The 288,000-square-foot pavilion will feature 18 operating rooms and equipment such as heart stimulators, recording systems and 3D mapping technology, which are designed to give staff time to assess donated organs and the recipients before transplant.
Instead of keeping organs on ice ahead of operations, staff can use pumps to sustain them.

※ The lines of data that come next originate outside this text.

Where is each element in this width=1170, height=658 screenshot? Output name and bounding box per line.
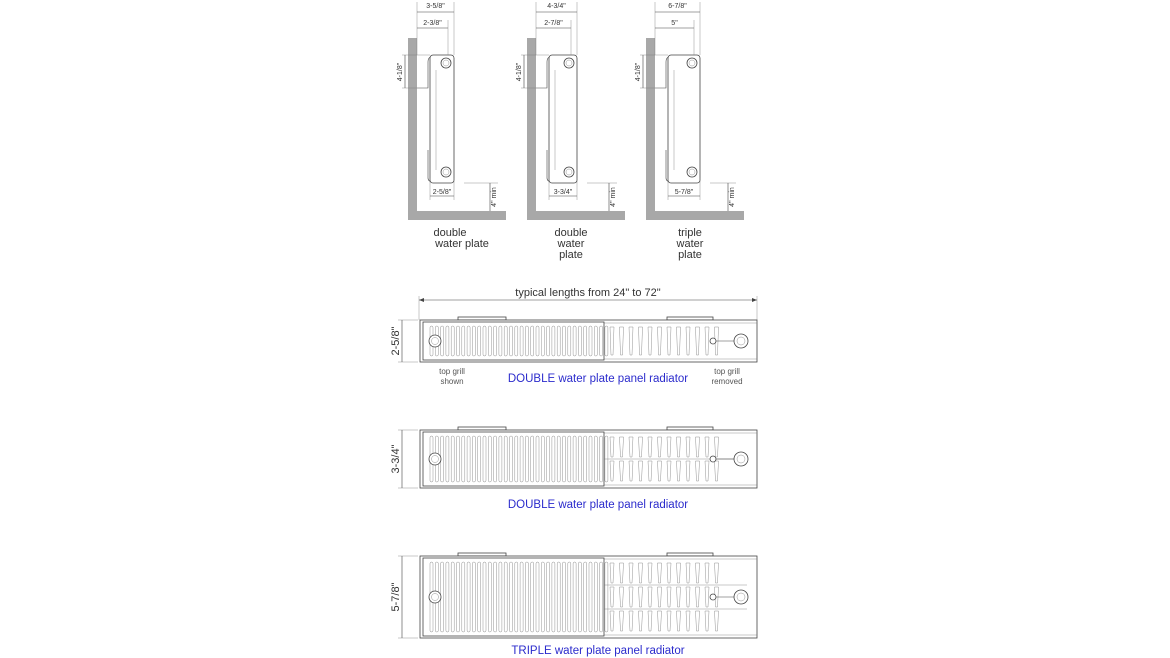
section-caption-line: double [433, 227, 467, 239]
plan-view-3 [390, 553, 757, 657]
dim-top-overall: 3-5/8" [426, 3, 445, 10]
section-view-1 [397, 2, 506, 250]
plan-caption: TRIPLE water plate panel radiator [511, 645, 685, 657]
note-top-grill-shown: shown [440, 377, 464, 386]
section-caption-line: water [676, 238, 704, 250]
section-caption-line: water [557, 238, 585, 250]
valve-left-icon [429, 453, 441, 465]
floor [408, 211, 506, 220]
length-dimension [419, 287, 757, 320]
dim-top-overall: 4-3/4" [547, 3, 566, 10]
plan-caption: DOUBLE water plate panel radiator [507, 373, 689, 385]
top-grill [423, 322, 604, 360]
top-connection [564, 58, 574, 68]
floor [646, 211, 744, 220]
top-connection [687, 58, 697, 68]
valve-right-icon [734, 334, 748, 348]
bottom-connection [564, 167, 574, 177]
floor [527, 211, 625, 220]
top-grill [423, 558, 604, 636]
mounting-clip [458, 427, 506, 430]
depth-dimension: 5-7/8" [390, 582, 402, 612]
section-caption-line: triple [678, 227, 702, 239]
mounting-clip [667, 317, 713, 320]
dim-bottom: 5-7/8" [674, 189, 694, 196]
dim-top-inner: 2-3/8" [423, 20, 442, 27]
dim-side: 4-1/8" [397, 62, 404, 82]
dim-bottom: 2-5/8" [432, 189, 452, 196]
section-caption-line: double [554, 227, 588, 239]
section-caption-line: water plate [435, 238, 489, 250]
section-caption-line: plate [678, 249, 702, 261]
dim-min-clearance: 4" min [610, 187, 617, 207]
bottom-connection [687, 167, 697, 177]
mounting-clip [458, 317, 506, 320]
top-connection [441, 58, 451, 68]
bottom-connection [441, 167, 451, 177]
mounting-clip [667, 427, 713, 430]
valve-right-icon [734, 452, 748, 466]
dim-bottom: 3-3/4" [553, 189, 573, 196]
dim-min-clearance: 4" min [729, 187, 736, 207]
dim-side: 4-1/8" [516, 62, 523, 82]
radiator-body [549, 55, 577, 183]
dim-top-inner: 2-7/8" [544, 20, 563, 27]
section-view-3 [635, 2, 744, 261]
section-view-2 [516, 2, 625, 261]
plan-view-2 [390, 427, 757, 511]
mounting-clip [458, 553, 506, 556]
radiator-body [668, 55, 700, 183]
depth-dimension: 3-3/4" [390, 444, 402, 474]
radiator-body [430, 55, 454, 183]
wall [646, 38, 655, 220]
section-caption-line: plate [559, 249, 583, 261]
valve-left-icon [429, 335, 441, 347]
top-grill [423, 432, 604, 486]
valve-right-icon [734, 590, 748, 604]
note-top-grill-shown: top grill [439, 367, 465, 376]
valve-stem [710, 594, 716, 600]
dim-top-inner: 5" [671, 20, 678, 27]
valve-stem [710, 456, 716, 462]
plan-caption: DOUBLE water plate panel radiator [507, 499, 689, 511]
arrow-right-icon [752, 298, 757, 302]
dim-side: 4-1/8" [635, 62, 642, 82]
wall [527, 38, 536, 220]
note-top-grill-removed: top grill [714, 367, 740, 376]
wall [408, 38, 417, 220]
arrow-left-icon [419, 298, 424, 302]
dim-min-clearance: 4" min [491, 187, 498, 207]
mounting-clip [667, 553, 713, 556]
valve-left-icon [429, 591, 441, 603]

Surgeons will also be able to use the guidance of advanced imaging systems in three "hybrid" operating rooms to perform surgeries.
"Patients need to heal in an environment that is bright and cheery, and certainly this building was designed with a tremendous amount of glass," Jon Sendach, executive director of North Shore University Hospital, told the newspaper. "What we have learned in the last few decades is the overall experience of patients is just as important as the caliber of the clinical care."
North Shore's 85-bed critical care units will migrate to the new pavilion, and the number of critical rooms will expand to 132. With nearly a decade of planning, the pavilion took more than three and a half years to build, the report said.